I'm developing an application to keep some of the data in chronic patients, the data came from a very strict subset of data, vital signs, exams, ecc.
On a first glance I thought to create a Patient model with has_many encounters, and put every info in a different field like (age, height, weight, ecc), but it will result in a big model. So I wondered about embedding to make it easier to maintain and scale if in a couple of months I need to register a new exam, right now I have been thinking in something like this:
Patient
name: string,
address: string,
phone: integer,
diagnose: string,
etc...
Encounters
patient_id: ObjectID,
age: Integer,
vital_signs: [ { height, weight, bmi, systolic_pressure, diastolic_pressure } ],
exams: [ { creatinine, total cholesterol... } ],
next_encounter: Date
I'm going to still need to access to bmi
for example if I want to get how many people in the community is obese (hint: an awful lot), so embedding maybe it's not a very good idea. In any case, all the "analysis" will only be done only monthly (or less).
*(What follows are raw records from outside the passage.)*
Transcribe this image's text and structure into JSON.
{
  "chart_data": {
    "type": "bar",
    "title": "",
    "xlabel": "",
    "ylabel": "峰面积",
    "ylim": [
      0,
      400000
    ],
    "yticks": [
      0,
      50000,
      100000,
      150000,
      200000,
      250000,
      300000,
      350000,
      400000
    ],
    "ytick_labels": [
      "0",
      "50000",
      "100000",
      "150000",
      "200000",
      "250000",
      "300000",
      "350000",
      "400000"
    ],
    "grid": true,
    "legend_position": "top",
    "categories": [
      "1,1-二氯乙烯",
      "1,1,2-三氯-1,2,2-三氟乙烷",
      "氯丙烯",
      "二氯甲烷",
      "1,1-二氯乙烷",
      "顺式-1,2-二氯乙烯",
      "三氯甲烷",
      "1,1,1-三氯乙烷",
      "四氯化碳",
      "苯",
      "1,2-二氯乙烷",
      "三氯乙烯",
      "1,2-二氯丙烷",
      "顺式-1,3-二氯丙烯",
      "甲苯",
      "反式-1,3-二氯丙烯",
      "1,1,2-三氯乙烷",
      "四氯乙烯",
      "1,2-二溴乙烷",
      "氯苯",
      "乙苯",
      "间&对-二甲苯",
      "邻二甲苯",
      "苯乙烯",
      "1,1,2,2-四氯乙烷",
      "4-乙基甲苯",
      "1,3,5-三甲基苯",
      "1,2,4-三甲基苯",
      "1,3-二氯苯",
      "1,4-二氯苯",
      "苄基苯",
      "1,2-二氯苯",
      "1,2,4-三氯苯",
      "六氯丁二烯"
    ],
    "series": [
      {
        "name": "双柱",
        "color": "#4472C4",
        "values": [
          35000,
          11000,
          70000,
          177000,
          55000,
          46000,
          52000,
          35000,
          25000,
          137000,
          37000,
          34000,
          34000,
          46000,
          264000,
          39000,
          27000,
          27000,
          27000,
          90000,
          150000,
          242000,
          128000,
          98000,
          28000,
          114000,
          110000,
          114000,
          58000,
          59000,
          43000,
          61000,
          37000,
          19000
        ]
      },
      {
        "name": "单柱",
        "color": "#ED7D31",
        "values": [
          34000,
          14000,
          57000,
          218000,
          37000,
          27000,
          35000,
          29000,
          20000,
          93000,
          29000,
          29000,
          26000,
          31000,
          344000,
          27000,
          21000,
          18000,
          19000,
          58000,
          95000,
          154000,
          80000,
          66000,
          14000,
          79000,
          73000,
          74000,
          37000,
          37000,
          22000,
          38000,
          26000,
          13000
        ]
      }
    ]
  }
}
I picked mongodb, because I'm afraid the requisites for this database will be changing from time to time, so flexibility it's important.
Maybe in this case since data is structured, every document will have the same types of fields, a relational database could be better? I don't think it makes sense using a nosql database in a sql way, right?
PS.- I read this article from mongodb blog, and I'm more confused about if this really it's the best approach.